Ces temps sont des temps de grandes privations affectives et matérielles. A Grasse, ce n'est pas uniquement la nourriture qui fait défaut. Pour travailler et créer, des matériaux essentiels, la toile, les papiers de qualité et les tubes de couleur manquent aussi, Magnelli oeuvrait sur de petites ardoises ou bien avec des "collages à la ficelle". Encouragé par ses amis, Springer s'aventure et expérimente dans des dimensions minuscules : il traduit rapidement sur de petits carnets ses nouvelles intuitions. Plusieurs directions s'offrent à lui, le champ du possible s'est agrandi : il opère une manière de saut dans l'inconnu du côté de l'abstraction, multiplie les angles d'attaque, explore les prémices de ses travaux de l'après-guerre. Dans une vitrine de l'exposition, on apercevra plusieurs de ses feuillets de très petits formats ; quelques-uns d'entre eux furent présentés en 2007, lors de l'exposition Varian Fry élaborée à la Halle Saint-Pierre par Michel Bepoix et Martine Lusardy. De même, au musée d'art moderne de la Ville de Paris et puis à Bilbao, l'exposition "L'Art en guerre" de 2012-2013 a présenté Sans titre, un mince feuillet détaché des carnets suisses de Springer, daté du 26 juillet 1944 (page 85 du catalogue).

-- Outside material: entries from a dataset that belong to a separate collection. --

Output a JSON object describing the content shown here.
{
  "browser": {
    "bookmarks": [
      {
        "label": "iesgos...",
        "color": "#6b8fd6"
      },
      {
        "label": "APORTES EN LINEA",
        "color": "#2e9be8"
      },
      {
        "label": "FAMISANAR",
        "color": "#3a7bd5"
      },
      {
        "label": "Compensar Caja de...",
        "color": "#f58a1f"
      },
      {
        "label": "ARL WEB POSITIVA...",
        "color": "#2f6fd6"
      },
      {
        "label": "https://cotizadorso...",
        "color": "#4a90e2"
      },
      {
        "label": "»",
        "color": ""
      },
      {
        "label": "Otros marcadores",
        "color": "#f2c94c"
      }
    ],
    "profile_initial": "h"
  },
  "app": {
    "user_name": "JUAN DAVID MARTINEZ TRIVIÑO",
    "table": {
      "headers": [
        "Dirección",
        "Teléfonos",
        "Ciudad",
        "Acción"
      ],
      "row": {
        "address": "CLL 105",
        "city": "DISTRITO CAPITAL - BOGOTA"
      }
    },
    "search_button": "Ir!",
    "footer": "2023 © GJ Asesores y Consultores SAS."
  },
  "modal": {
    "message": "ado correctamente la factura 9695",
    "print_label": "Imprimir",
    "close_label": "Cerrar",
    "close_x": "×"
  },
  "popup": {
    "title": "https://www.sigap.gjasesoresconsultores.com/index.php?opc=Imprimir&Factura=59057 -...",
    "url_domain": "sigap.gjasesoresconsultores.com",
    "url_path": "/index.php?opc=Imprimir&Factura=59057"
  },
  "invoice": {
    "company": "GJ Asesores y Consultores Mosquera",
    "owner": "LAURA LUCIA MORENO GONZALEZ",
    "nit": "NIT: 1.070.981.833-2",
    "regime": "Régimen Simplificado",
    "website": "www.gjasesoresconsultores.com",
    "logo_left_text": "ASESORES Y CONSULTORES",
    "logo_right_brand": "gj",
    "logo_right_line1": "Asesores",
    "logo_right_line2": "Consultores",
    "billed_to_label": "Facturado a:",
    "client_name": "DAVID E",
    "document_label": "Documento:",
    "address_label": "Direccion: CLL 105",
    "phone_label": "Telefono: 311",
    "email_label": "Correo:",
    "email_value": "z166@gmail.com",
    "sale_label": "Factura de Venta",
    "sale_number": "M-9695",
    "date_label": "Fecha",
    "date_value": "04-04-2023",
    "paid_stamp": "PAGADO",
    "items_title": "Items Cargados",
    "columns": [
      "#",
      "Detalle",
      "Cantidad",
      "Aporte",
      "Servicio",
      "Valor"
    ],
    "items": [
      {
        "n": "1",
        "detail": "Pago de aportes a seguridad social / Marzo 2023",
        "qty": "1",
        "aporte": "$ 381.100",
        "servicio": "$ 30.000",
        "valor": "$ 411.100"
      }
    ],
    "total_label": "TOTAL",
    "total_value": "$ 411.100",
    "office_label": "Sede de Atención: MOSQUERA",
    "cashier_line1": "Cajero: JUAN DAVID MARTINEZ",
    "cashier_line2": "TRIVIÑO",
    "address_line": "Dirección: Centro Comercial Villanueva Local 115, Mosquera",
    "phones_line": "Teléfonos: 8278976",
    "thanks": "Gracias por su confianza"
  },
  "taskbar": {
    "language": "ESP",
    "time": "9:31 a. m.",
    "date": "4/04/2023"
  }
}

Ferdinand Springer n'a pas participé directement aux expériences de travail collectif menées à Grasse par Hans Arp, Sophie Taueber, Alberto Magnelli et Sonia Delaunay. Ces quatre amis étaient ses aînés : il bénéficia de leur énergie, de leurs conseils et de leur clairvoyance. Dans notre exposition, trois oeuvres autrefois conservées par Ferdinand Springer évoqueront les échanges et les activités de ce qui fut appelé par commodité "le groupe de Grasse" : une gouache d'Alberto Magnelli, un dessin de Sonia Delaunay ainsi qu'une aquarelle d'Hans Reichel (1892-1958). Montrer une oeuvre de Reichel permettra d'évoquer une profonde solidarité artistique et simultanément, les clivages qui peuvent durcir ou bien fragmenter le champ culturel : "Reichel a été interné pendant la guerre au camp de Gurs dans les Pyrénées et y a vécu dans des conditions terribles. Mais il avait quand même réussi à peindre. Les épreuves n'ont jamais entamé sa sérénité ni sa grande bonté. Je ne l'ai jamais vu amer. En 1940 j'étais à Grasse et Reichel qui avait été libéré du camp d'internement, m'a envoyé un choix d'aquarelles que je voulais acquérir. Je lui en ai acheté seulement deux car j'étais moi-même assez fauché. Sophie Arp, à qui j'ai montré les aquarelles de Reichel, a refusé d'en acheter une parce qu'il y avait des éléments figuratifs, en l'occurence un poisson sur l'une d'elles. Cela était contraire à son credo artistique. Cette attitude bornée et dogmatique de Sophie Arp m'a indigné d'autant qu'elle n'ignorait pas que Reichel se débattait dans les pires conditions matérielles".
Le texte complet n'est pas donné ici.